In his first year with D1Baseball, Schoch took full advantage of his newfound opportunities. He’s been enjoying the opportunity to travel the country, attending games during the College World Series as well as returning to the Cape for the All-Star Game. While Schoch has loved all aspects of his new job so far, the interactions he’s had with coaches have been his favorite aspects.

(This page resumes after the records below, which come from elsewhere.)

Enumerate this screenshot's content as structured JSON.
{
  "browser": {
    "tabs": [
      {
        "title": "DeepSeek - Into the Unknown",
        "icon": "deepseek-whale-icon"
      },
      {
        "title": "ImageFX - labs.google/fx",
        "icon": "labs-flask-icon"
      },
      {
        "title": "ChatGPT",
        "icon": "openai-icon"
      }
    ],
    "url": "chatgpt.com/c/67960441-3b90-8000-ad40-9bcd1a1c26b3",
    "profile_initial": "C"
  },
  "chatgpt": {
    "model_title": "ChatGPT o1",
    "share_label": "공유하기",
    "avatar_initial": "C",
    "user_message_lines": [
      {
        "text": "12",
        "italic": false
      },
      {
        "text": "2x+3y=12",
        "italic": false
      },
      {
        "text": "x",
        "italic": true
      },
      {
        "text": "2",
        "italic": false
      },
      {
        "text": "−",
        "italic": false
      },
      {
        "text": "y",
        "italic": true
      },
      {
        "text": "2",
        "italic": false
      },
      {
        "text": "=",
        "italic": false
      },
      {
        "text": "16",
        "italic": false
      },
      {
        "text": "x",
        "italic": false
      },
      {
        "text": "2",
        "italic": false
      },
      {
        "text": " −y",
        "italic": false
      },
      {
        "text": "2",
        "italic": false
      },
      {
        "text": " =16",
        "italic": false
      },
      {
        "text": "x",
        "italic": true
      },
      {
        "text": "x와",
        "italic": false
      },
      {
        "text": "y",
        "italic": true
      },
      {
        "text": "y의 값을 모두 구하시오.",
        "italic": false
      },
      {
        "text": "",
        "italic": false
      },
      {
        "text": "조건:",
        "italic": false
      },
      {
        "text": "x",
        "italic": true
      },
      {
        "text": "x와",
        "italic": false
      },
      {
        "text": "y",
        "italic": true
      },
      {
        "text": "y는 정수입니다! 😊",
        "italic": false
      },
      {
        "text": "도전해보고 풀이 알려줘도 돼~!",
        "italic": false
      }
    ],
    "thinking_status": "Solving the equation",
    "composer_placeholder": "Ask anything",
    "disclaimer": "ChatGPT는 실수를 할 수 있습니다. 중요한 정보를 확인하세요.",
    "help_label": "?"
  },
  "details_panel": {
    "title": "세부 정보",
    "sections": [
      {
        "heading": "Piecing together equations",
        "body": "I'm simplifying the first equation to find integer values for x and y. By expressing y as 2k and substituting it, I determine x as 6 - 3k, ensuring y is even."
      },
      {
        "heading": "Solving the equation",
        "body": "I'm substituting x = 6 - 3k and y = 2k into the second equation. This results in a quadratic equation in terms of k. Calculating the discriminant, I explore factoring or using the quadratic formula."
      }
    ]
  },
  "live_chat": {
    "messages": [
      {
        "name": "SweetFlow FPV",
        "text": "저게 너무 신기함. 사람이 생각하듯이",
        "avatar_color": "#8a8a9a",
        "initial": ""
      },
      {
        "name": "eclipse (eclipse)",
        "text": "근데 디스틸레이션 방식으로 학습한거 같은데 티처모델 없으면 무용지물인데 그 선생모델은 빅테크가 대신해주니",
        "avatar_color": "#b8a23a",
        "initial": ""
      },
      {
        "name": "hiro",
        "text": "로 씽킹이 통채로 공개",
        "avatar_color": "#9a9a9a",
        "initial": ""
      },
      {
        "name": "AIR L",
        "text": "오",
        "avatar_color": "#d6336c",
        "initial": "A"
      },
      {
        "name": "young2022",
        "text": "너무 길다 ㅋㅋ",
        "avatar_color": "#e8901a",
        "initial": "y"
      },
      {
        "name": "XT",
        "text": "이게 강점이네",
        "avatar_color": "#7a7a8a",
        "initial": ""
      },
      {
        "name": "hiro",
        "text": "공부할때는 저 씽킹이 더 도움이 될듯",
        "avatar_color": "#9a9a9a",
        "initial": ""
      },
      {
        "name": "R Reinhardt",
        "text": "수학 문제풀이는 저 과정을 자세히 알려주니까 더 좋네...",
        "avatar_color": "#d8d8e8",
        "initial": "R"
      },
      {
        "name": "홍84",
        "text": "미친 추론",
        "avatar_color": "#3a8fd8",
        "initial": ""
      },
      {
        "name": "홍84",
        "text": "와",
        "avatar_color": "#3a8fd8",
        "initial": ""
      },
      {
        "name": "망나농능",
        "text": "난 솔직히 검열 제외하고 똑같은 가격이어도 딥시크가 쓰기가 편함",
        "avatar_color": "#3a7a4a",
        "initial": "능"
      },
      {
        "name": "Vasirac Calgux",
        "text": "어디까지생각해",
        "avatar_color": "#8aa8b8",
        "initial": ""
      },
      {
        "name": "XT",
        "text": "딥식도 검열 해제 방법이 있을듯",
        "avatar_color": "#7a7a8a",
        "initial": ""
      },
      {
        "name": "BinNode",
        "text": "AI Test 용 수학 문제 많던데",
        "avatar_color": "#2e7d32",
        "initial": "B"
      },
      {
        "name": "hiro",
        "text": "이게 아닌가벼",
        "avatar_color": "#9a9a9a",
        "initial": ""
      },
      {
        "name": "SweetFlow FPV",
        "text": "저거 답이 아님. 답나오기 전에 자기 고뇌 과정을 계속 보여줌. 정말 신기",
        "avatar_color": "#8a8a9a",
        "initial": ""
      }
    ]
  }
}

“I think it’s the fact that I’m someone who comes and talks to them with no agenda, no goal in mind except to learn about them as a human being. I guess they know I have a ton of respect for what they do, because they allowed me to have my life essentially. Getting to know the coaches has been really fun for me. They’re much easier to get to know [now] because now they know where I’m coming from.”
Although Schoch has done an incredible job of attracting eyes to college baseball, he attempts to keep his perspective as level as possible. He has found a job promoting the game he loved at the collegiate level that was so good to him as a player. With a following as strong as his, Schoch grows the game as much as he can. His merchandise, which reads either “College Baseball is Rad” or “Grow the Game”, depending on your preference, has started to become visible in ballparks all over the country. The influence he has had over college baseball in such a short time is nothing short of incredible, but he remains humble about his role in the growing popularity of the sport despite the eyes he has drawn to it.

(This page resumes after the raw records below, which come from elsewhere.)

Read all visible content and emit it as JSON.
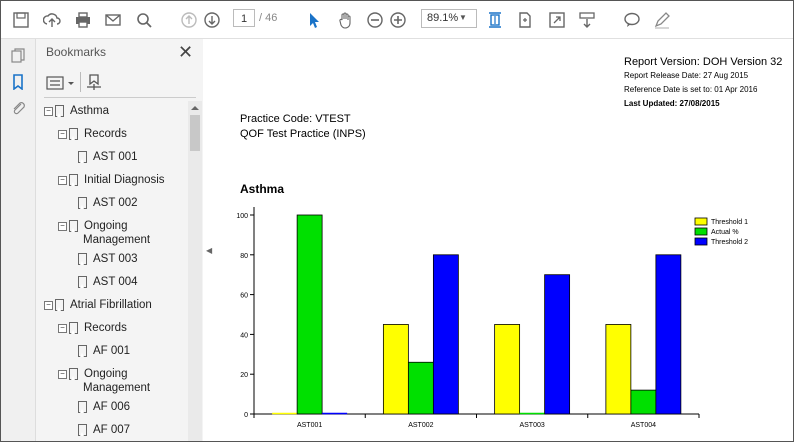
{
  "toolbar": {
    "page_current": "1",
    "page_total": "/ 46",
    "zoom": "89.1%"
  },
  "bookmarks": {
    "title": "Bookmarks",
    "items": [
      {
        "label": "Asthma",
        "expander": "−"
      },
      {
        "label": "Records",
        "expander": "−"
      },
      {
        "label": "AST 001",
        "expander": ""
      },
      {
        "label": "Initial Diagnosis",
        "expander": "−"
      },
      {
        "label": "AST 002",
        "expander": ""
      },
      {
        "label": "Ongoing",
        "label2": "Management",
        "expander": "−"
      },
      {
        "label": "AST 003",
        "expander": ""
      },
      {
        "label": "AST 004",
        "expander": ""
      },
      {
        "label": "Atrial Fibrillation",
        "expander": "−"
      },
      {
        "label": "Records",
        "expander": "−"
      },
      {
        "label": "AF 001",
        "expander": ""
      },
      {
        "label": "Ongoing",
        "label2": "Management",
        "expander": "−"
      },
      {
        "label": "AF 006",
        "expander": ""
      },
      {
        "label": "AF 007",
        "expander": ""
      }
    ]
  },
  "document": {
    "report_version": "Report Version: DOH Version 32",
    "release_date": "Report Release Date: 27 Aug 2015",
    "reference_date": "Reference Date is set to: 01 Apr 2016",
    "last_updated": "Last Updated: 27/08/2015",
    "practice_code": "Practice Code: VTEST",
    "practice_name": "QOF Test Practice (INPS)",
    "section_title": "Asthma"
  },
  "chart_data": {
    "type": "bar",
    "categories": [
      "AST001",
      "AST002",
      "AST003",
      "AST004"
    ],
    "series": [
      {
        "name": "Threshold 1",
        "color": "#ffff00",
        "values": [
          0,
          45,
          45,
          45
        ]
      },
      {
        "name": "Actual %",
        "color": "#00e000",
        "values": [
          100,
          26,
          0,
          12
        ]
      },
      {
        "name": "Threshold 2",
        "color": "#0000ff",
        "values": [
          0,
          80,
          70,
          80
        ]
      }
    ],
    "ylim": [
      0,
      100
    ],
    "yticks": [
      "0",
      "20",
      "40",
      "60",
      "80",
      "100"
    ],
    "legend": "right"
  }
}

“I just sit on the couch and share what these guys are doing. To see other people want to watch it and want to consume it is really rewarding, because it’s something I believe in. I would die on the hill that college baseball is one of the coolest things in the world. To have [this] calling at a time where people are liking [college baseball] more and more now is working out pretty well for me. I’ll keep doing it forever.”
While his Twitter bio states that he’s a “personality hire”, Stephen Schoch is so much more for college baseball. He’s an ambassador for a sport that has traditionally been vastly under-represented in the media compared to its professional counterpart. Covering college baseball is not just a job for him. It’s a passion, a calling, that makes every day on the job a great one.

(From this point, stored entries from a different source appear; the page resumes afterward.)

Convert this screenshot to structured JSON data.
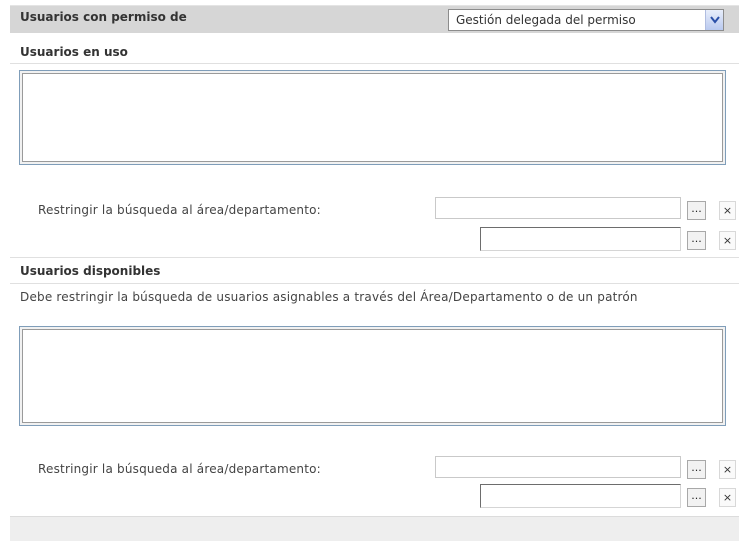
{
  "header": {
    "title": "Usuarios con permiso de",
    "permission_select": {
      "value": "Gestión delegada del permiso",
      "arrow_icon": "chevron-down-icon"
    }
  },
  "in_use": {
    "title": "Usuarios en uso",
    "restrict_label": "Restringir la búsqueda al área/departamento:",
    "browse_label": "...",
    "clear_label": "×"
  },
  "available": {
    "title": "Usuarios disponibles",
    "note": "Debe restringir la búsqueda de usuarios asignables a través del Área/Departamento o de un patrón",
    "restrict_label": "Restringir la búsqueda al área/departamento:",
    "browse_label": "...",
    "clear_label": "×"
  },
  "colors": {
    "header_bg": "#d6d6d6",
    "listbox_border": "#7f9db9",
    "footer_bg": "#eeeeee"
  }
}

This year’s College World Series broadcasts saw a significant uptick in viewership from years past, and Schoch was a central factor, plastering content from almost every game all over social media, giving fans nearly unprecedented access to and insight into the sport. Stephen Schoch’s path into the world of baseball media, just like him, was incredibly unique, and he plans to continue to make the most of every day he has covering the game he loves.